OPPORTUNITIES AND CHALLENGES IN GCC CONSTRUCTION.
After two deacdes of expansion, the GCC construction industry is at a turning point in its development and many companies are becoming concerned about where the next opportunities will come from.
With $63.4bn worth of construction and transport project contracts awarded in the GCC in 2018, the civil engineering and building sectors accounted for 61 per cent of project spending in the region in 2018. Despite this, 2018 was the worst year since 2012 for GCC construction. Awards were 8.4 per cent down on 2017. And far below the $111.8bn of awards in 2014, the best year on record.
Cutbacks in capital spending by government and private project sponsors have seen a collapse in contract awards since 2014. The lack of new project opportunities has forced contractors to lower tender bid prices to win work eroding profit margins. At the same time, fiscal tightening by governments has led to lengthening delays in contract payments. Together, the lack of new opportunities, reduced margins and payment delays are causing severe cash flow difficulties for contractors and their suppliers.
One consequence has been a severe contraction in the GCC construction industry, with companies downsizing and restructuring their operations in the region. Some international players have chosen to leave the region and there has been a loss of skills. There also has been a rise in corporate failures.
Over this period, Dubai has been the primary driver of construction activity in the Gulf. Boosted by infrastructure spending in advance of Expo 2020, Dubai’s property market surged forward. The emirate has accounted for almost 26 per cent of all construction spending in the GCC since 2014. But faced with an oversupply in the property market, momentum in Dubai’s construction cycle has slowed. The value of contract awards has fallen at the same time as the value of projects being completed is rising.
There is a huge pipeline of future construction and transport projects planned in the GCC, with Saudi Arabia in particular offering major long-term opportunities.

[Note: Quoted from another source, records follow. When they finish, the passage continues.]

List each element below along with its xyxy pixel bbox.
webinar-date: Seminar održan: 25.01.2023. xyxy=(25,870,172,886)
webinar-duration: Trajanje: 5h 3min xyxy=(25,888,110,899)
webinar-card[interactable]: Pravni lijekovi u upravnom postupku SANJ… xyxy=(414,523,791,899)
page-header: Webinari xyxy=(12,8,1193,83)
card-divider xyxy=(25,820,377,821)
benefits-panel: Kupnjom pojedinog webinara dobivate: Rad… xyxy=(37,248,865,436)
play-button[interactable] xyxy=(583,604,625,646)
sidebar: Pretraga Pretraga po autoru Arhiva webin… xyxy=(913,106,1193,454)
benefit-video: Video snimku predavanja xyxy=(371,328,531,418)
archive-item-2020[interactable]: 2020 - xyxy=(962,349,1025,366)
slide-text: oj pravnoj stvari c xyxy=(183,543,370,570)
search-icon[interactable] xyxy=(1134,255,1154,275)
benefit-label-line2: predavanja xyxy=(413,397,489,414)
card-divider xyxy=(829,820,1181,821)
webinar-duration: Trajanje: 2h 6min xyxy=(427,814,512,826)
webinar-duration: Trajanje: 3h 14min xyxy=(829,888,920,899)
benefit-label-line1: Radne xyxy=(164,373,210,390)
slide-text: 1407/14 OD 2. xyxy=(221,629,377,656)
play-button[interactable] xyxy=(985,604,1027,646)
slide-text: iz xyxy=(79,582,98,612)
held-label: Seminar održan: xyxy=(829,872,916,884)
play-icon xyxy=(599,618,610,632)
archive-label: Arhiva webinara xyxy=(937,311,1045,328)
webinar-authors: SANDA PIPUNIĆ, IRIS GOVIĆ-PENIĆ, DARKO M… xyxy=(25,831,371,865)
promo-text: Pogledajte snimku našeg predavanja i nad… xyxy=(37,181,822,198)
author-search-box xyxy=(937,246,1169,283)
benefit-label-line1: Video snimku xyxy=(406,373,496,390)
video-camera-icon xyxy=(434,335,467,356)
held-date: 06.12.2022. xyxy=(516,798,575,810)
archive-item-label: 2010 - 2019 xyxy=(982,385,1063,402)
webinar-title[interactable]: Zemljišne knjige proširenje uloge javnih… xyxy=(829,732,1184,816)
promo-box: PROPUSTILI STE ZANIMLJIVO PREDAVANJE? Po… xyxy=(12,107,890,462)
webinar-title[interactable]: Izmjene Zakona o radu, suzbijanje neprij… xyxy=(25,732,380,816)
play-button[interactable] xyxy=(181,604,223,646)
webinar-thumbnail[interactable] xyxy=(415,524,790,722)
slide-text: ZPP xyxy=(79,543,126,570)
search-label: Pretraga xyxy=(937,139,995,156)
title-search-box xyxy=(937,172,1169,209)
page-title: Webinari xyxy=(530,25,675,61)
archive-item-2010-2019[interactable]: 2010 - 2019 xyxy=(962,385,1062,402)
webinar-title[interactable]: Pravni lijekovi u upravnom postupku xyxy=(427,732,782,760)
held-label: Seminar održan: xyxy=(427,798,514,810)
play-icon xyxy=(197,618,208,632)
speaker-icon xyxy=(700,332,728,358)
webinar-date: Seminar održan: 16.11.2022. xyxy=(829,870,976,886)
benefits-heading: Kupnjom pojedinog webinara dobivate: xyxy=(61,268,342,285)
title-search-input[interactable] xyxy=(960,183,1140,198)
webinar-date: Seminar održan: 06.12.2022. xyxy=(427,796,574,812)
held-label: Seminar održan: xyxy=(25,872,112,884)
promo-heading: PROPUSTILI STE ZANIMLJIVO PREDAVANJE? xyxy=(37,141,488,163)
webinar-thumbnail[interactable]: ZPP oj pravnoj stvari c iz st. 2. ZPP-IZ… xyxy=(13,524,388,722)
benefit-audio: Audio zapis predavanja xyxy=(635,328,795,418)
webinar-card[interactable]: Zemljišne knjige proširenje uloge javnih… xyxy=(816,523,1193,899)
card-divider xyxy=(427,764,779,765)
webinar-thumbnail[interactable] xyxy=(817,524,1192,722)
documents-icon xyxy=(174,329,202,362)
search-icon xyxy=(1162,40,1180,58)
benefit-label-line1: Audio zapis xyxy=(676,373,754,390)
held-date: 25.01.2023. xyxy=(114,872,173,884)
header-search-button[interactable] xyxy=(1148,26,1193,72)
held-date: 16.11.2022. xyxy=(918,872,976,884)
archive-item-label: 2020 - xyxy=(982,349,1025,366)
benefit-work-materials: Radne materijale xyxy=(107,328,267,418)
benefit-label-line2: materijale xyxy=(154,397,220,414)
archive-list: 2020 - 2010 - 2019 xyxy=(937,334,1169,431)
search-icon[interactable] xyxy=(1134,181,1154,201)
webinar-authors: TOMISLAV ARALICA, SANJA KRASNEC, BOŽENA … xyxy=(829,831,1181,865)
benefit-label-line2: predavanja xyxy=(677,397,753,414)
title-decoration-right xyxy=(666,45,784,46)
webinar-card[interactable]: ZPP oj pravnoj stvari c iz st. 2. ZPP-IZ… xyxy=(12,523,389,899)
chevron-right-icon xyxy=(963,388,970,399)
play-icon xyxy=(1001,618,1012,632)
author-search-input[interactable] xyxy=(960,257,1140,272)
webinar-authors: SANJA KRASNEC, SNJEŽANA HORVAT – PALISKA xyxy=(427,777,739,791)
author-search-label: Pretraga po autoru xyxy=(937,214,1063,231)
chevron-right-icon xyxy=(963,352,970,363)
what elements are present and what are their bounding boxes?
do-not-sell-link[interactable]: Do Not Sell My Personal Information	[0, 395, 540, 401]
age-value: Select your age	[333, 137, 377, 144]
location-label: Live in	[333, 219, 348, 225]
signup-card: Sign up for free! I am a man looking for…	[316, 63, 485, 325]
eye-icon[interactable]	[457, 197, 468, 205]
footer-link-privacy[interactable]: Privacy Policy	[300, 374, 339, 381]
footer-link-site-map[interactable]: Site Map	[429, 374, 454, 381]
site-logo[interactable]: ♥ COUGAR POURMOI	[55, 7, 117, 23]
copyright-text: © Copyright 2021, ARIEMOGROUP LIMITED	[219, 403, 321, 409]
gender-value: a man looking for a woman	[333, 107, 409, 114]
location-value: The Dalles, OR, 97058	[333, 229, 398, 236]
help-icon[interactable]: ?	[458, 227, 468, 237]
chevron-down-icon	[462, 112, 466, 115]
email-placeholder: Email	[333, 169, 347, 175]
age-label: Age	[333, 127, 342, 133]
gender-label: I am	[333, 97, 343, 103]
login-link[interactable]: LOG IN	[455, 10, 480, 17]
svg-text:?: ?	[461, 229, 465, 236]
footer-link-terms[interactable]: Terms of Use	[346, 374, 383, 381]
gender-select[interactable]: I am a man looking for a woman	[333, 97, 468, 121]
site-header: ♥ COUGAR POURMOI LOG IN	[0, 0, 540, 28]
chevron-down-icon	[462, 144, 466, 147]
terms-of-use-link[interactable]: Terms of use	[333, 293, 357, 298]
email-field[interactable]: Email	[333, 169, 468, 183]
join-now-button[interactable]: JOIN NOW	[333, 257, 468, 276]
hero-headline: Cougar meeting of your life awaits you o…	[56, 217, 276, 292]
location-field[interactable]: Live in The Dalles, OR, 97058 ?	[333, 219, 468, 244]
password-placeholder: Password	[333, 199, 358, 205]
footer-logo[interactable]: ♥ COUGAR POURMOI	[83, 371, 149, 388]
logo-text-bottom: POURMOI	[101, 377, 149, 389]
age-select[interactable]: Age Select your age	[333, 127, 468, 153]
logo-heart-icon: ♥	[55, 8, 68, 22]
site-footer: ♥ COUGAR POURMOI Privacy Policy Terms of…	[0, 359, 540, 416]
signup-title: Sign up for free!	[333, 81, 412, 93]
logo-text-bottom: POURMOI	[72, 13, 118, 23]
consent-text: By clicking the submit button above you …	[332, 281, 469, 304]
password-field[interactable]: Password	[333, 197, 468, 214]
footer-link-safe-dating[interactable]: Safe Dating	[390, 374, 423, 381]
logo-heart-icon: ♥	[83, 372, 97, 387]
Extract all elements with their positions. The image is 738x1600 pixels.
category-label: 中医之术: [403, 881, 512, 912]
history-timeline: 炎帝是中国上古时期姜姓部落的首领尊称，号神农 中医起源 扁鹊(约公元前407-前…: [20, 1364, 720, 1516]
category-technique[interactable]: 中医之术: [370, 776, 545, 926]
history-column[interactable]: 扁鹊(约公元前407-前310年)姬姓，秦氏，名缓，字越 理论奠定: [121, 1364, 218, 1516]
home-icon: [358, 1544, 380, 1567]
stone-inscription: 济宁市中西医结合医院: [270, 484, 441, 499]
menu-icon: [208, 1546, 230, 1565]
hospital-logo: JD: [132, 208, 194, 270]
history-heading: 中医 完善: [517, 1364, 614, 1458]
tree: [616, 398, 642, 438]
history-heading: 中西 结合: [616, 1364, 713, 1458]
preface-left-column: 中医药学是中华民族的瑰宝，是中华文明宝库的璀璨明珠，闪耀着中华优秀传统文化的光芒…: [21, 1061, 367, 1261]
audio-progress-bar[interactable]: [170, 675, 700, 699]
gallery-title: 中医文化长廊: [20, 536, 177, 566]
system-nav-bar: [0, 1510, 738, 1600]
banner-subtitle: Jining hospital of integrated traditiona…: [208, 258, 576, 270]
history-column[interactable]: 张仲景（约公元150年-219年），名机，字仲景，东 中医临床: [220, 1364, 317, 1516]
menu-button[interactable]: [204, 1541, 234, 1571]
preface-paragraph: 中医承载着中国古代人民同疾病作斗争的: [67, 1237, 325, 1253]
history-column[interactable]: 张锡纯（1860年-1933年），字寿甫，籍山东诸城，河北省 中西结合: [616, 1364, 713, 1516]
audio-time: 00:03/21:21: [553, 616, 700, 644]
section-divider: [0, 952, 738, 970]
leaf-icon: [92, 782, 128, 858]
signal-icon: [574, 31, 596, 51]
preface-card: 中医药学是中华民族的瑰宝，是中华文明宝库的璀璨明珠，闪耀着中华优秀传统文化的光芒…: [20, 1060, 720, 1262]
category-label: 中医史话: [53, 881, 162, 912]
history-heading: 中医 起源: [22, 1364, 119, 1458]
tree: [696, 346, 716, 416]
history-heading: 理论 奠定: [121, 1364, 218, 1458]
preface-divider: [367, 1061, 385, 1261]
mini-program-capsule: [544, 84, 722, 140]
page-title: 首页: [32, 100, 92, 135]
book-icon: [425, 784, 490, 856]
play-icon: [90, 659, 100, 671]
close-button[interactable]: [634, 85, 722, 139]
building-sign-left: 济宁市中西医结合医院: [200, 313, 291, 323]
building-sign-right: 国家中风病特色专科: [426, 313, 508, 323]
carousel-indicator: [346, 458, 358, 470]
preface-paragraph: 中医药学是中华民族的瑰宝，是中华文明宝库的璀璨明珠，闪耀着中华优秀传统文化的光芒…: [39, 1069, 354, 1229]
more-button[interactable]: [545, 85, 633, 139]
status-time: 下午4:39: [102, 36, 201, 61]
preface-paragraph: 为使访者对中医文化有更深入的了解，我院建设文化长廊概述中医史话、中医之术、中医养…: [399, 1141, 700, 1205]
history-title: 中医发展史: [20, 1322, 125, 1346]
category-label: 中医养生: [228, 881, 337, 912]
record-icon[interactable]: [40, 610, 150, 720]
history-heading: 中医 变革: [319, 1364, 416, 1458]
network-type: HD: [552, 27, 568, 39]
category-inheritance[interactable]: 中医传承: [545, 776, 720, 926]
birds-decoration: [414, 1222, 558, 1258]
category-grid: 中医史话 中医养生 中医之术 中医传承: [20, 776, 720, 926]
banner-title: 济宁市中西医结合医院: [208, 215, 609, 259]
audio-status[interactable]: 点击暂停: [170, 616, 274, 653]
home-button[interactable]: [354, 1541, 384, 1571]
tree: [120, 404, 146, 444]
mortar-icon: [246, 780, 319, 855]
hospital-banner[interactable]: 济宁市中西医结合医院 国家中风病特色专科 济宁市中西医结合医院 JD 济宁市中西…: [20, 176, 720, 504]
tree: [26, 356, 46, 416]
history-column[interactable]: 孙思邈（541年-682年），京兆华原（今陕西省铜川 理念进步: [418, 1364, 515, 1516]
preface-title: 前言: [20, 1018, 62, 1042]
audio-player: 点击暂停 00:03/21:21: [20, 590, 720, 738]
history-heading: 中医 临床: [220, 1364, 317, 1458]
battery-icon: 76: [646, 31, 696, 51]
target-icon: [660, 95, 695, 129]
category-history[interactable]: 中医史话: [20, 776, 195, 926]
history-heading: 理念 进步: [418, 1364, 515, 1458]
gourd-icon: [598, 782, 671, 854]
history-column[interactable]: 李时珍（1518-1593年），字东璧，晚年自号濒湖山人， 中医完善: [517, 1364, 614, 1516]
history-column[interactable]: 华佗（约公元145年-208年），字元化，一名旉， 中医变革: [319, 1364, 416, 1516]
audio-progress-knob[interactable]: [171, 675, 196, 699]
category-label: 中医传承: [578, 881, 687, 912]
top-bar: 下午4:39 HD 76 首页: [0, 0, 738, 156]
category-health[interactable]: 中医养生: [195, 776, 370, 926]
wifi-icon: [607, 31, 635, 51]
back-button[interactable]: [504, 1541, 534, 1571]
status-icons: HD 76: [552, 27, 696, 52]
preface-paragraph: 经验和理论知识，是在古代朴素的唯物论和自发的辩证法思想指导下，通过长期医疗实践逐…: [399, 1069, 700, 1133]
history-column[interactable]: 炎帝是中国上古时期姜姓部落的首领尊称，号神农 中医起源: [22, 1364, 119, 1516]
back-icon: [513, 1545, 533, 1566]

But many things are changing and construction companies must think more strategically about their next moves. We are seeing the emergence of major new construction clients such as Saudi Arabia’s Public Investment Fund. And also new forms of project procurement and finance such as Public Private Partnerships.
The main focus now is Saudi Arabia, which has huge infrastructure development plans. But Riyadh’s aim of delivering these plans through the private sector is only beginning to build momentum. In the short term, many of the best prospects lie in the oil and gas sector, where investment in downstream projects is accelerating, or in the power and water sector, where private finance is more forthcoming.
The catalyst for change has been the pickup in oil prices since the middle of 2017. This is boosted further by the announcement of new megaprojects, particularly in Saudi Arabia as part of its Vision 2030 economic restricting programme, but also in Abu Dhabi and Dubai.